Bericht zum Prozess am 6. Mai 2015

Am ver­gan­genen Mittwoch, den 6. Mai, wurde ein saar­ländis­ch­er Antifaschist vom Saar­brück­er Amts­gericht erstin­stan­zlich zu ein­er Bewährungsstrafe verurteilt.
Dem Aufruf der Antifa Saar / Pro­jekt AK, den Prozess kri­tisch zu begleit­en und Sol­i­dar­ität mit dem Angeklagten zu zeigen, fol­gten über 20 Per­so­n­en. Die Jus­tiz ver­suchte die Prozessbeobachter_innen durch penible Ein­lasskon­trollen einzuschüchtern. Daran anknüpfend beobachtete die poli­tis­che Polizei (Staatss­chutz) den Prozessver­lauf und die Unterstützer_innen genau.

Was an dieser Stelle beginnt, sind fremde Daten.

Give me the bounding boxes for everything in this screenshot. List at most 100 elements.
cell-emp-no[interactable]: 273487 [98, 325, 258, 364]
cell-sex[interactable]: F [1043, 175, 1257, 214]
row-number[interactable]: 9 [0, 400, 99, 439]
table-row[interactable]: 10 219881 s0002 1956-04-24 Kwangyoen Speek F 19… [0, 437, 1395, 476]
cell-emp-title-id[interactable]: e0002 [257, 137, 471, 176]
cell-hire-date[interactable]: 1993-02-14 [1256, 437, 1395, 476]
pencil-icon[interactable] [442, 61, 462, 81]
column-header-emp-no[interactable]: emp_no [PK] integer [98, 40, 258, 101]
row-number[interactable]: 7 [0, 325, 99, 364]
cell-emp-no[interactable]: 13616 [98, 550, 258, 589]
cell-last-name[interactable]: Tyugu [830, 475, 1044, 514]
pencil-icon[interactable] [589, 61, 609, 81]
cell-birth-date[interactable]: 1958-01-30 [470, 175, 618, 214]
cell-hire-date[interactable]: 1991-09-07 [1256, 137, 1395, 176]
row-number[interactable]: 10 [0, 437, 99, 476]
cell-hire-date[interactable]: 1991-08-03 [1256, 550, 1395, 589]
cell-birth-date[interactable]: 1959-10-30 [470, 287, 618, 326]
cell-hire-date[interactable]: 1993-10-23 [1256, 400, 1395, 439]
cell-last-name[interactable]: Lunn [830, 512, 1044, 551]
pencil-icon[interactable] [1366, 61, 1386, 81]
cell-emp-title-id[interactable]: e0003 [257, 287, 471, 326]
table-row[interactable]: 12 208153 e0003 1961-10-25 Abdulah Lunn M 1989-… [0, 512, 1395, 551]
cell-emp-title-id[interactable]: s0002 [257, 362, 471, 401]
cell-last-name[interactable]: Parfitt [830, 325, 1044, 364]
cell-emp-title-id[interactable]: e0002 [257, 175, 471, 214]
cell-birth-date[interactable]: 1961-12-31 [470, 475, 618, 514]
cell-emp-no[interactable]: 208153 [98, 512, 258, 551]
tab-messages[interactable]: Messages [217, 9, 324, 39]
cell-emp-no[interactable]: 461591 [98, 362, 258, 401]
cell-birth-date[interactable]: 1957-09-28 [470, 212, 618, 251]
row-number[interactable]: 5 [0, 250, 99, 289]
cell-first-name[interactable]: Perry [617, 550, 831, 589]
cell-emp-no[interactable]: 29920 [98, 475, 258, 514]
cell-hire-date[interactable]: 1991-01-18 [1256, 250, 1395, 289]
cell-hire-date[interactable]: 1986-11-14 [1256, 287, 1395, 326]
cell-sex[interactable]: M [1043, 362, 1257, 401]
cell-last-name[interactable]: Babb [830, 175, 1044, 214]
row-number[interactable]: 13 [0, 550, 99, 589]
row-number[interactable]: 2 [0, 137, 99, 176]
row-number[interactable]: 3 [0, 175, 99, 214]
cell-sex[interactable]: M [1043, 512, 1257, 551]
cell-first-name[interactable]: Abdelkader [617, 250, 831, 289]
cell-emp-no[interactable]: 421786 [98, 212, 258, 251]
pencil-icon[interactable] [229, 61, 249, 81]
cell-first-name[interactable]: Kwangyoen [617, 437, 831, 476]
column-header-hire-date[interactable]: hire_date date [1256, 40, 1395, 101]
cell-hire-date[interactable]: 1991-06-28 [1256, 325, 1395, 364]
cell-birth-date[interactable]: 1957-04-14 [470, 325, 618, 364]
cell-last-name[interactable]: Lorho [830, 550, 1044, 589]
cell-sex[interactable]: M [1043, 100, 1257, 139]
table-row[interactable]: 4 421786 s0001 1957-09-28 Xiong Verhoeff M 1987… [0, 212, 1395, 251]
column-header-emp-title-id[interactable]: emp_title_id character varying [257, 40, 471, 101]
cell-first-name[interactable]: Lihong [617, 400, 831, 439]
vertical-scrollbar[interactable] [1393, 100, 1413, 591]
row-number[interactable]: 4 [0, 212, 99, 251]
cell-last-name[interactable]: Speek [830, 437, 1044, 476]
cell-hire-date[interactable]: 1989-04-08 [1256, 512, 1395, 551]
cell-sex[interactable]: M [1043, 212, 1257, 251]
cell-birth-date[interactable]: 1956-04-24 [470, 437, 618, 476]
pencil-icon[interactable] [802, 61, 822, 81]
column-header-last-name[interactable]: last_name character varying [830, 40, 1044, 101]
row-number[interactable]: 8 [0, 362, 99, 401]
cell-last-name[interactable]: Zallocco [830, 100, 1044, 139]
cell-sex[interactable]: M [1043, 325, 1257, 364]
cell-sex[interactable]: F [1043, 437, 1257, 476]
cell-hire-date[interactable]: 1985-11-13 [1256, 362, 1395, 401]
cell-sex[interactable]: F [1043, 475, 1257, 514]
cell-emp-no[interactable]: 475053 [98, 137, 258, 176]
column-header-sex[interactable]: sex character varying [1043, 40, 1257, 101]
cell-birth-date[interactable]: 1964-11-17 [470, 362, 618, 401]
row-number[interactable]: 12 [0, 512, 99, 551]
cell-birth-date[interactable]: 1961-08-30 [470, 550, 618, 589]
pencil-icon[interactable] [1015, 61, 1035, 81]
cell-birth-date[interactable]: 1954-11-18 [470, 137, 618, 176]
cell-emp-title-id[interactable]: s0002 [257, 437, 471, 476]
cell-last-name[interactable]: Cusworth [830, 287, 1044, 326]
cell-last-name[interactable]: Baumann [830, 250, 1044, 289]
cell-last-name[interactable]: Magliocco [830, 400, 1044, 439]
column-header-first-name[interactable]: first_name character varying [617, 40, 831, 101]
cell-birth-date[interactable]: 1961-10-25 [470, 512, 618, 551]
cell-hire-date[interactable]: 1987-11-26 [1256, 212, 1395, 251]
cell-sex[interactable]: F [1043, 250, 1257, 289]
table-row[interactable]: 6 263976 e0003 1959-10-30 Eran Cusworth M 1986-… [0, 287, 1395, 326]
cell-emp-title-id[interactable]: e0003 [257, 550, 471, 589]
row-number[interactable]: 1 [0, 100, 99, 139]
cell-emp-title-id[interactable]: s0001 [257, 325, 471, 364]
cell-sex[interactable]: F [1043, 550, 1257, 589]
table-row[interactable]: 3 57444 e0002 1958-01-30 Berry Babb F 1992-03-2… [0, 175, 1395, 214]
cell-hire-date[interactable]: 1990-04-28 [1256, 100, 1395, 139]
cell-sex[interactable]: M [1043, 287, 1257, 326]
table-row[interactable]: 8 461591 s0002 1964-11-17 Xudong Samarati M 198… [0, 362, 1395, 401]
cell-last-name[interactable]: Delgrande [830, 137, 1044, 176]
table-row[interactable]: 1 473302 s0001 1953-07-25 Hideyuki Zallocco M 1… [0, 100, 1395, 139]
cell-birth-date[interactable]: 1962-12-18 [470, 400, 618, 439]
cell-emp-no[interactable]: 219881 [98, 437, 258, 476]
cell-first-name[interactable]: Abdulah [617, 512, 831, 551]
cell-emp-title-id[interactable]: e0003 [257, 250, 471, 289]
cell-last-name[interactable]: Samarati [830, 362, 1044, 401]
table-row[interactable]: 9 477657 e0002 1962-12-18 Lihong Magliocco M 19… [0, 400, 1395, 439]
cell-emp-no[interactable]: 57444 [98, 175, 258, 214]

Zu Beginn des Prozess­es ver­las der Anklagte eine Prozesserk­lärung,in der er ver­suchte die Vor­würfe poli­tisch einzuord­nen und zu analysieren. Ins­beson­dere the­ma­tisierte er das aggres­sive Auftreten der Polizei am 10.Mai 2014 in Völk­lin­gen. Die Polizei hat­te damals gewalt­sam einen Block­ade­v­er­such bei einem Auf­marsch der Stur­m­di­vi­sion Saar unter­bun­den. Zuvor fie­len Beamte u.a. durch sex­is­tis­che Belei­di­gun­gen („Fotze“) und ras­sis­tis­che Ver­harm­lo­sun­gen des in Polizeige­wahrsam began­genen Mordes an Oury Jal­loh auf. Auf anschließende Nach­frage nach der Dien­st­num­mer des Beamten, weigerte sich dieser — wenig über­raschend – diese her­auszugeben und dro­hte dem Antifaschis­ten stattdessen mit den Worten „Komm doch her und hol sie dir“. An den Umstän­den der Ereignisse im ver­gan­genen Mai zeigte das Gericht jedoch kein Inter­esse. Ins­beson­dere die Staat­san­wältin behauptete weit­er­hin die Ver­fol­gung von Straftat­en durch Polizeibeamte sei durch den Rechtsstaat gewährleis­tet und müsse durch diesen erfol­gen. Eine Erk­lärung, wie das in der vom Angeklagten geschilderten Sit­u­a­tion funk­tion­ieren solle, kon­nte sie jedoch nicht geben.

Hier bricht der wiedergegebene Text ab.